Wednesday, July 29, 2009

Fire on the Plains - 'Burning All Bridges'

Botch-style technical hardcore assault? Check. Funny song titles? Triple-check, thanks to “Mia Wallace Foot Massage,” “Lisa Turtle Bukakee,” and the simply titled “Burt Reynolds.” Movie samples? Let’s just say Marsellus Wallace stops by, and he’s “pretty fucking far from OK.” California four-piece Fire on the Plains’ Burning All Bridges is a perfectly conceived EP, delivering five pummeling assaults (plus a rockin’ bonus track) one after another. Running 17 minutes, it cuts out before the formula gets stale.
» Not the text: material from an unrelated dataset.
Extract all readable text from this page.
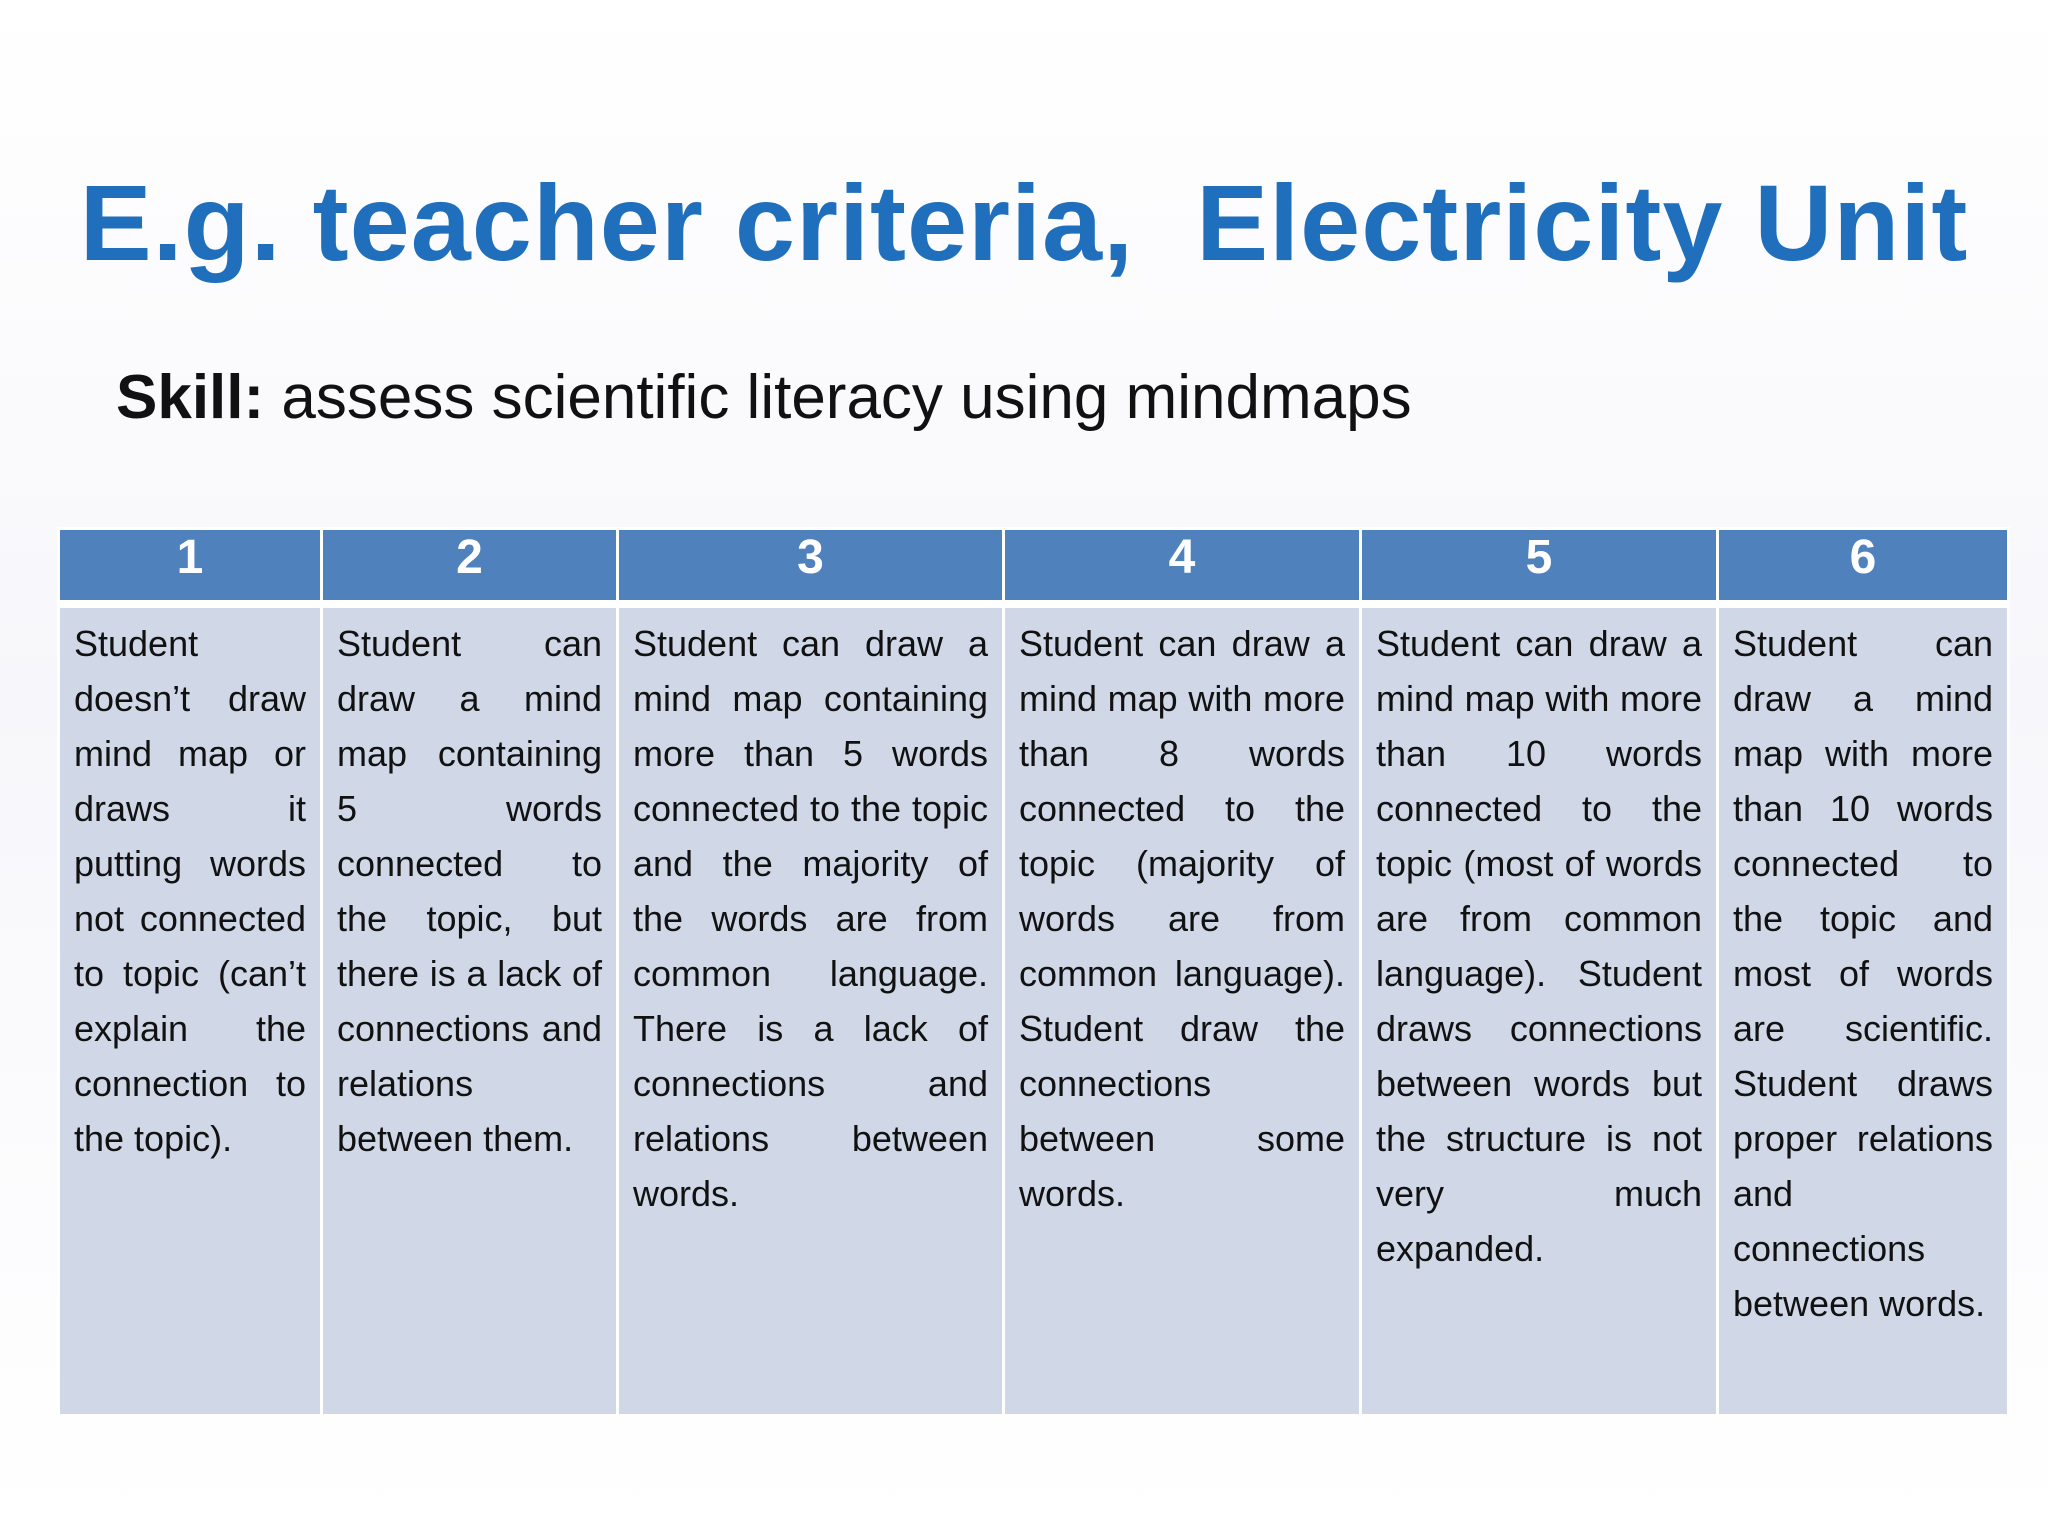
E.g. teacher criteria,  Electricity Unit
Skill: assess scientific literacy using mindmaps
1	2	3	4	5	6
Student doesn’t draw mind map or draws it putting words not connected to topic (can’t explain the connection to the topic).	Student can draw a mind map containing 5 words connected to the topic, but there is a lack of connections and relations between them.	Student can draw a mind map containing more than 5 words connected to the topic and the majority of the words are from common language. There is a lack of connections and relations between words.	Student can draw a mind map with more than 8 words connected to the topic (majority of words are from common language). Student draw the connections between some words.	Student can draw a mind map with more than 10 words connected to the topic (most of words are from common language). Student draws connections between words but the structure is not very much expanded.	Student can draw a mind map with more than 10 words connected to the topic and most of words are scientific. Student draws proper relations and connections between words.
“Mia Wallace Foot Massage” kicks off the EP, and from the end of its Pulp Fiction sample to the end of the CD, shit gets kicked around. The M.O. is pretty clear: The guitars go from crushing to squealing while the vocals are consistently screamed. The style isn’t necessarily anything innovative, but it’ll still get metalheads where they need to go.

Not that it matters much when the songs are playing, but the band does show a brief glimmer of depth lyrically. “Navaho Joe’s Last Dance” discusses white oppression of minorities in America, specifically Native Americans circa New World colonialism and Japanese-Americans circa World War II. It’s a random political thought on an EP that otherwise traffics in hardcore clichés. Line after line condemns the listener for being a jerk. “How can you stand to look at yourself, the subtleties you thought that nobody pick up on,” asks “Burt Reynolds,” while “Mia Wallace” is angry about “you dictating what’s best for me.” “Lisa Turtle Bukakke” might get a laugh for its title, but the lyrics take a hateful turn when a love interest torments the protagonist like “a walrus trapped in the clutches of the polar bear.” It’s not exactly hateful towards women, but it does come off a little emotionally stunted, and that’s coming from a guy who spins Nothing Gold Can Stay for breakfast, lunch, and dinner.

But the topics are easy to ignore, because, hey, I have no idea what the fuck the band is saying without a cheat sheet. In the moment, Burning All Bridges is a promising thrasher.